The economic ripple is already being measured. Valletta 2018 Foundation released preliminary figures showing restaurant revenue up 28 % on the same June weekend in 2019, while AirBnB occupancy in the capital hit 94 %. But the intangible dividend matters more. “For years Maltese audiences only saw European cinema on Netflix thumbnails,” says film lecturer Dr. Ruth Bianco. “Watching a Croatian mother-daughter drama while a sweaty stranger passes you a napkin for your pistachio gelato creates communal memory—something no algorithm can replicate.”
Critics argue the programme still leans too heavily on festival darlings, with only one Maltese entry. “We need braver curators,” insists Marsa-based director Rebecca Cremona. “Give us Romanian films shot by Maltese DOPs or co-productions between Żabbar teens and Slovak animators. That’s the next step.”

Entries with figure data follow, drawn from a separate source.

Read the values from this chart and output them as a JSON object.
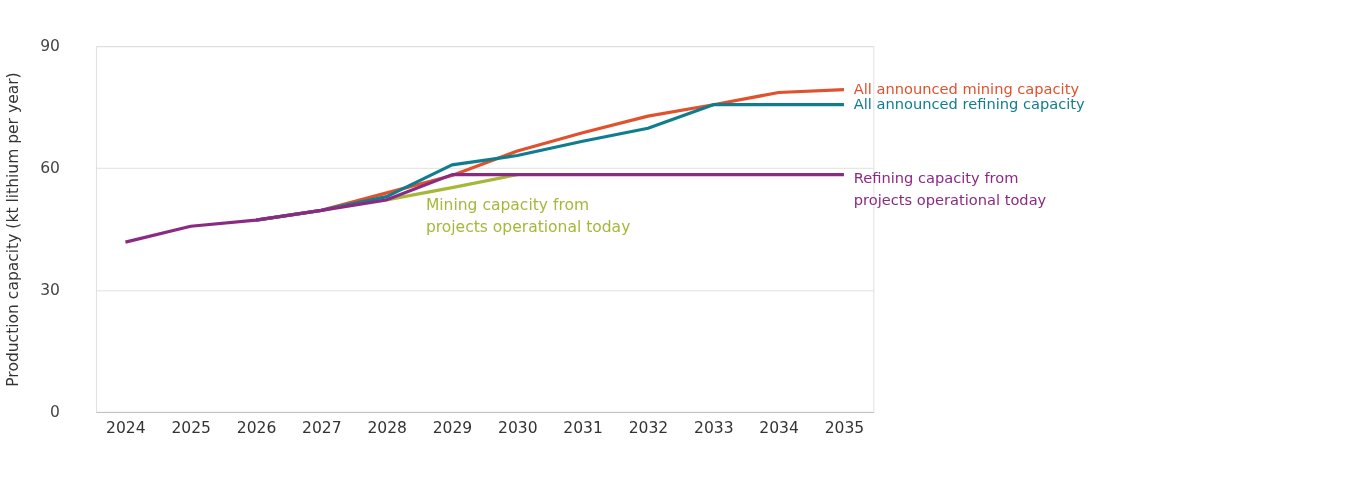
{
  "chart_data": {
    "type": "line",
    "ylabel": "Production capacity (kt lithium per year)",
    "categories": [
      "2024",
      "2025",
      "2026",
      "2027",
      "2028",
      "2029",
      "2030",
      "2031",
      "2032",
      "2033",
      "2034",
      "2035"
    ],
    "ylim": [
      0,
      90
    ],
    "yticks": [
      0,
      30,
      60,
      90
    ],
    "grid": "y",
    "marker": "none",
    "line_style": "solid",
    "series": [
      {
        "name": "Mining capacity from\nprojects operational today",
        "color": "#a5b83a",
        "values": [
          null,
          null,
          null,
          null,
          52.2,
          55.2,
          58.4,
          null,
          null,
          null,
          null,
          null
        ]
      },
      {
        "name": "All announced mining capacity",
        "color": "#e0522d",
        "values": [
          null,
          null,
          47.2,
          49.6,
          53.9,
          58.2,
          64.2,
          68.7,
          72.8,
          75.6,
          78.6,
          79.3
        ]
      },
      {
        "name": "All announced refining capacity",
        "color": "#107d8f",
        "values": [
          null,
          null,
          47.2,
          49.6,
          53.0,
          60.8,
          63.1,
          66.6,
          69.8,
          75.6,
          75.6,
          75.6
        ]
      },
      {
        "name": "Refining capacity from\nprojects operational today",
        "color": "#8b2a83",
        "values": [
          41.8,
          45.7,
          47.2,
          49.6,
          52.2,
          58.4,
          58.4,
          58.4,
          58.4,
          58.4,
          58.4,
          58.4
        ]
      }
    ]
  }
}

Still, for Leah Portelli—who travelled by ferry, bus and shared Bolt to reach every screening—the weekend was a revelation. On Sunday she queued again for a Danish short about a girl who broadcasts her life from a windmill, clutching a notebook already full of storyboards for her own film set in Xlendi. “I thought you had to leave the island to be seen,” she said. “Now I know the island can be the screen.”
As the credits rolled and the inflatable screen deflated like a slow sigh, Strait Street’s neon signs flickered back to normal. But something lingered: the smell of popcorn mixed with sea-salt, the echo of 27 European languages bouncing off limestone, and the quiet certainty that next year’s festival will need a bigger square.